Sometimes it feels like He is moving so vastly that I can hardly behold what He is doing. Sometimes I feel so close, so close to God’s heart that I can almost hear it beating if I stay still for long enough.

Heart of my own heart.”

God is love, and I’ve been overcome by God, and overcome by love.  Love has taken over. It has taken control of my reactions, my choices, my thoughts. It has chains on my wrists and freedom in its chains.

There have been big movements happening in my soul. Sometimes I feel like God is moving in so quickly, that I feel like a sailor, emptying out his sinking boat, bucket by bucket. And that is me. Emptying out my heart with every bucket. My pride. My selfishness. My bitterness. My plans. The things that I hold so fast to. Sin by sin, idol by idol, bucket by bucket.

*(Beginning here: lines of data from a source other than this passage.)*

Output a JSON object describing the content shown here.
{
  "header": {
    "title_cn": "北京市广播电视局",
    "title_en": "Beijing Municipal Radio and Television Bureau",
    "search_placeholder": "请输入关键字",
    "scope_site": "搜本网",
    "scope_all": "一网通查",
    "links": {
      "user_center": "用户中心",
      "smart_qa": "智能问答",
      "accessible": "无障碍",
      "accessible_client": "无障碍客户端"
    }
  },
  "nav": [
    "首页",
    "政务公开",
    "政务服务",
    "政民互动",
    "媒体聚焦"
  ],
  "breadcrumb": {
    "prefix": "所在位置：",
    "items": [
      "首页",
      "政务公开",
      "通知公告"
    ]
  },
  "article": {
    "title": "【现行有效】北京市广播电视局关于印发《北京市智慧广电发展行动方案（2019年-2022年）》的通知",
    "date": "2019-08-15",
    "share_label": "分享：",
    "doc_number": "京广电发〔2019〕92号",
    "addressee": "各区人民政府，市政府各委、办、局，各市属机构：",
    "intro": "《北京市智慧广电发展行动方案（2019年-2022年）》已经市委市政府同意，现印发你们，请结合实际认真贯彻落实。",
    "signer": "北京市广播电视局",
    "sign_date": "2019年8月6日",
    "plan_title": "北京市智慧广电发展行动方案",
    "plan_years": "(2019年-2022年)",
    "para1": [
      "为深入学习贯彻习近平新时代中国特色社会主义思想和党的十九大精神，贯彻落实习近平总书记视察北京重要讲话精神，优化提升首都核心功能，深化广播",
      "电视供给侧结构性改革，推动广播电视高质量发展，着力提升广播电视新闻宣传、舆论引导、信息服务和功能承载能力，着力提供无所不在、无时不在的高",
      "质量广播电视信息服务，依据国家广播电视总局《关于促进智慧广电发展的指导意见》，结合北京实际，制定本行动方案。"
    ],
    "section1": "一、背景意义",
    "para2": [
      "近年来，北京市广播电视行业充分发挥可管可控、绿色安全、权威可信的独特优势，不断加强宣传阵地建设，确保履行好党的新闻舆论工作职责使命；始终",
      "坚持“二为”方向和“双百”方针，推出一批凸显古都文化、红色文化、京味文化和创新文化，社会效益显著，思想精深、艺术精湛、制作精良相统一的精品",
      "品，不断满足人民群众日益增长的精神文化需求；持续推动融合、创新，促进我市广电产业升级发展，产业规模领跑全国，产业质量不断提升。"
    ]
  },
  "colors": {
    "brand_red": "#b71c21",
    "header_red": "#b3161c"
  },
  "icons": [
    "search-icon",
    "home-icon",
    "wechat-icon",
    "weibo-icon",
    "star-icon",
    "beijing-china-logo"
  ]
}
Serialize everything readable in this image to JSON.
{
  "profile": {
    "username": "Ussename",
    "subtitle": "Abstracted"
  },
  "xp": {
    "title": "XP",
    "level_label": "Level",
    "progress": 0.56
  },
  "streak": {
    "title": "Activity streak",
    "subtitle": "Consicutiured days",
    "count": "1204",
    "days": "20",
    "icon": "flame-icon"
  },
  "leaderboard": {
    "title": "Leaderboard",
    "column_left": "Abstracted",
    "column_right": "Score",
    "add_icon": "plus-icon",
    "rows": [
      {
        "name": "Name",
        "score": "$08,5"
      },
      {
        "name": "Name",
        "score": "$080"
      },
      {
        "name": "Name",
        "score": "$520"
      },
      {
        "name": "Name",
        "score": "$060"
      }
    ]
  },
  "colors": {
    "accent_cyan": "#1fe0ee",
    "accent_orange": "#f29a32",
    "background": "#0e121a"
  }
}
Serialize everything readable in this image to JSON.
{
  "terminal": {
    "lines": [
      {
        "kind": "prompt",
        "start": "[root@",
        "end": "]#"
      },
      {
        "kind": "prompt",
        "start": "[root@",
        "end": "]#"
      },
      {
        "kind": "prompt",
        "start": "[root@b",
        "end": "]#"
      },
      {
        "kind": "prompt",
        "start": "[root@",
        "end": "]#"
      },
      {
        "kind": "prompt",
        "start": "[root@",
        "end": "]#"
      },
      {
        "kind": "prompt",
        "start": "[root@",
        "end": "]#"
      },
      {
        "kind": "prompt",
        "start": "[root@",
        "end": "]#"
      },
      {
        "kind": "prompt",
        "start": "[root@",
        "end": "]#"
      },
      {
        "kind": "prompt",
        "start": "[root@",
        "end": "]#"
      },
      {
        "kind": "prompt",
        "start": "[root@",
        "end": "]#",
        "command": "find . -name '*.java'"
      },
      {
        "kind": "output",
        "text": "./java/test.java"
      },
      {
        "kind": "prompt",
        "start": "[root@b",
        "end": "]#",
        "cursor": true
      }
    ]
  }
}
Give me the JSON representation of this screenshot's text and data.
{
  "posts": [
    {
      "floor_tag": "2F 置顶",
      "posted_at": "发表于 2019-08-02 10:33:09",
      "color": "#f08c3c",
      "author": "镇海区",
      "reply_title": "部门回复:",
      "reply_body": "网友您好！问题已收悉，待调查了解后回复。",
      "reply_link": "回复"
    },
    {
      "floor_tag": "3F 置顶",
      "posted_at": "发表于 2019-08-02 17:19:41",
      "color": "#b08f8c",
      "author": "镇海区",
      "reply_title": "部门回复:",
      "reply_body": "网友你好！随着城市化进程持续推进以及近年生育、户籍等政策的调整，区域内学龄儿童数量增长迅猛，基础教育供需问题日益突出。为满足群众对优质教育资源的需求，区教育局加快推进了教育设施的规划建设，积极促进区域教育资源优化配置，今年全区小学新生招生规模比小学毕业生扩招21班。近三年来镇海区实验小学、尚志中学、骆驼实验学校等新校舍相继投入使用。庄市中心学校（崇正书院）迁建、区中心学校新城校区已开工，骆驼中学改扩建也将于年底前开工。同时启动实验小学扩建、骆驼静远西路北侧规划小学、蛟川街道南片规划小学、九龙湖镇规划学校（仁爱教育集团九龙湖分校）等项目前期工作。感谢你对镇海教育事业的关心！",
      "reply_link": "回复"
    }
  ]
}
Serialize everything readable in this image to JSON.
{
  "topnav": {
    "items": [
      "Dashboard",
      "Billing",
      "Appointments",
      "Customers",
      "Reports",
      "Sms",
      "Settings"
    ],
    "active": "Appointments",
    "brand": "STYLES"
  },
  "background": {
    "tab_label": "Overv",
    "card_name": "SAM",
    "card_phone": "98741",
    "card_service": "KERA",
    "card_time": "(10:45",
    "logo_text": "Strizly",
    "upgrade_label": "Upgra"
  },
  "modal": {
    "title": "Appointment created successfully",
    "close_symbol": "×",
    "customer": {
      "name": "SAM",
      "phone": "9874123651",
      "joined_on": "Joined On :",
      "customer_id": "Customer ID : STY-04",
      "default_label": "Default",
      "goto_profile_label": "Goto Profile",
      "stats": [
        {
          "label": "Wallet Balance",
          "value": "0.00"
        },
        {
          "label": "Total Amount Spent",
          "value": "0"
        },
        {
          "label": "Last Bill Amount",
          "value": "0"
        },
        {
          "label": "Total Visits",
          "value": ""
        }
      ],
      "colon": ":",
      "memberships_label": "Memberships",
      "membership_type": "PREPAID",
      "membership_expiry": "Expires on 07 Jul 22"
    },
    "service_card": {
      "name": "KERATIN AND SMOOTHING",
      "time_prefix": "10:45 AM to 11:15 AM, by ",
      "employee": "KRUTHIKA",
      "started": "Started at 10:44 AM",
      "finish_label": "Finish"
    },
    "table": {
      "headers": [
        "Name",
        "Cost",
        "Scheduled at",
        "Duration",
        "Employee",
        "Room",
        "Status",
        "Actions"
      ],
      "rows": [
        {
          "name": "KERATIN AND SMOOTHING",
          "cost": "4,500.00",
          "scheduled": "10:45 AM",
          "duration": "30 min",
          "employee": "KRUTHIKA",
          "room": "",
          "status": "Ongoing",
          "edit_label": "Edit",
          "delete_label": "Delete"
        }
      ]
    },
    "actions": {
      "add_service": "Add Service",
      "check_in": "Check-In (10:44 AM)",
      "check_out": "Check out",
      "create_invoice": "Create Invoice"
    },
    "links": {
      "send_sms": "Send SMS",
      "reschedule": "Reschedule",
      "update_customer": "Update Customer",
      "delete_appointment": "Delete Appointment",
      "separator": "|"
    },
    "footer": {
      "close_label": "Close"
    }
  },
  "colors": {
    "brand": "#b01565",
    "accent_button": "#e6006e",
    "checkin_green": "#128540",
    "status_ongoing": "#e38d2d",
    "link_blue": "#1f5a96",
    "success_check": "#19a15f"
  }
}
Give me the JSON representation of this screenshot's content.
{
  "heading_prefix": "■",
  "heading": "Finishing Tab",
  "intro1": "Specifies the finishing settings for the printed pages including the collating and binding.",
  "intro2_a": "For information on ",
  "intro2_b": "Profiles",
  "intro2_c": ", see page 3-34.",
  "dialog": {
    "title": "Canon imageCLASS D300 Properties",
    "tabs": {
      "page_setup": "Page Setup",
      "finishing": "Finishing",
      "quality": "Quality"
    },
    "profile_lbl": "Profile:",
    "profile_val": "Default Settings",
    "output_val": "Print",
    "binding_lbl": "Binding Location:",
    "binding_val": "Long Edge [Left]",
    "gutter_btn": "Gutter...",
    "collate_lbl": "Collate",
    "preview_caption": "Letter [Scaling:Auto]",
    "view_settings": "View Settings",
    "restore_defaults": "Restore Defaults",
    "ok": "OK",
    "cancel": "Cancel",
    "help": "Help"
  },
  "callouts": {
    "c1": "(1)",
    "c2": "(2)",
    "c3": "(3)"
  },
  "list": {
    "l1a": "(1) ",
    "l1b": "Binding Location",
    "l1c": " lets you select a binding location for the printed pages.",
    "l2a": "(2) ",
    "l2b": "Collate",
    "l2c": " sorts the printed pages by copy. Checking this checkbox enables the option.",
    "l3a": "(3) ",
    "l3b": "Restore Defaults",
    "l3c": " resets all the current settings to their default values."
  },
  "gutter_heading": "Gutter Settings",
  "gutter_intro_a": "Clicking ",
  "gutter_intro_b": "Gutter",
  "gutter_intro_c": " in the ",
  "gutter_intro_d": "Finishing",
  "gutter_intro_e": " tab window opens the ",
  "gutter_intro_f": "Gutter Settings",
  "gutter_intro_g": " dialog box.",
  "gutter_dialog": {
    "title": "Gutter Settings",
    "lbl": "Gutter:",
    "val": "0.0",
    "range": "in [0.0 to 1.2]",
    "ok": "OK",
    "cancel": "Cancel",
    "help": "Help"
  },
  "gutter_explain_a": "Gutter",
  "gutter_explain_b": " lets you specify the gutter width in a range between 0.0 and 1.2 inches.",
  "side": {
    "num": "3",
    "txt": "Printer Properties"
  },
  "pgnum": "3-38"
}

There are so many times where I feel like I’m saying, “I see you God. I know what you are doing and I will let you do it. I will let you change me.”  He attacks my sin where it hides deepest, exposes my idols where they clothe themselves under “okay” labels. It’s painful. And it’s good. And I need more buckets.

 

With the pounds of iniquity God is throwing out of my heart, I am finding big spaces that He is filling up with Himself, and with dreams and hopes that are full of light. Dreams that plan big change for the lives of these children, hopes that make a way for me to learn all that I long to, and serve where I long for. I am a dreamer, and I am a planner, and with the two I can get so lost in my own thoughts, that I end up staying inside my head and miss out on all that is happening before me right now. But as much as I am dreaming, I find that all my dreaming and planning and hoping comes down to real moments that have come along simply by living life here.

Moments where Yvenante and I are dangling our legs over our broken pool and share a bowl of rice and hot fish sauce under the moon. Moments where my oldest boy and I, go search for ripe coconuts and he tells me how he watched his father die when he was only four years old. Moments where my friend and I are brought together at the airport by strangers because we are the only white people around that could possibly be squealing at the sight of one another. Moments where I have to unplug the toilet with a pencil and can’t seem to stop laughing. Moments where I have full conversations in another language and don’t realize it until it ends. Moments where one of my girls pushes her way towards me saying, “Eskize, eskize, m’ bezwen di manman m’ bonnwit!” (“Excuse me, excuse me, I need to tell my mom goodnight!”)


As big as my dreams may get, these are the moments that I long for my life to always be full of, moments where God is felt deepest, and where His voice is heard clearest.
 

When he has brought out all his own, he goes before them, and the sheep follow him, for they know his voice. A stranger they will not follow, but they will flee from him, for they do not know the voice of strangers.” (John 10:4-5)

He has come before me. He has nudged me gently, pulled me heartily, invited me softly, chased after me. And to His voice I listen, because it’s the only voice I know.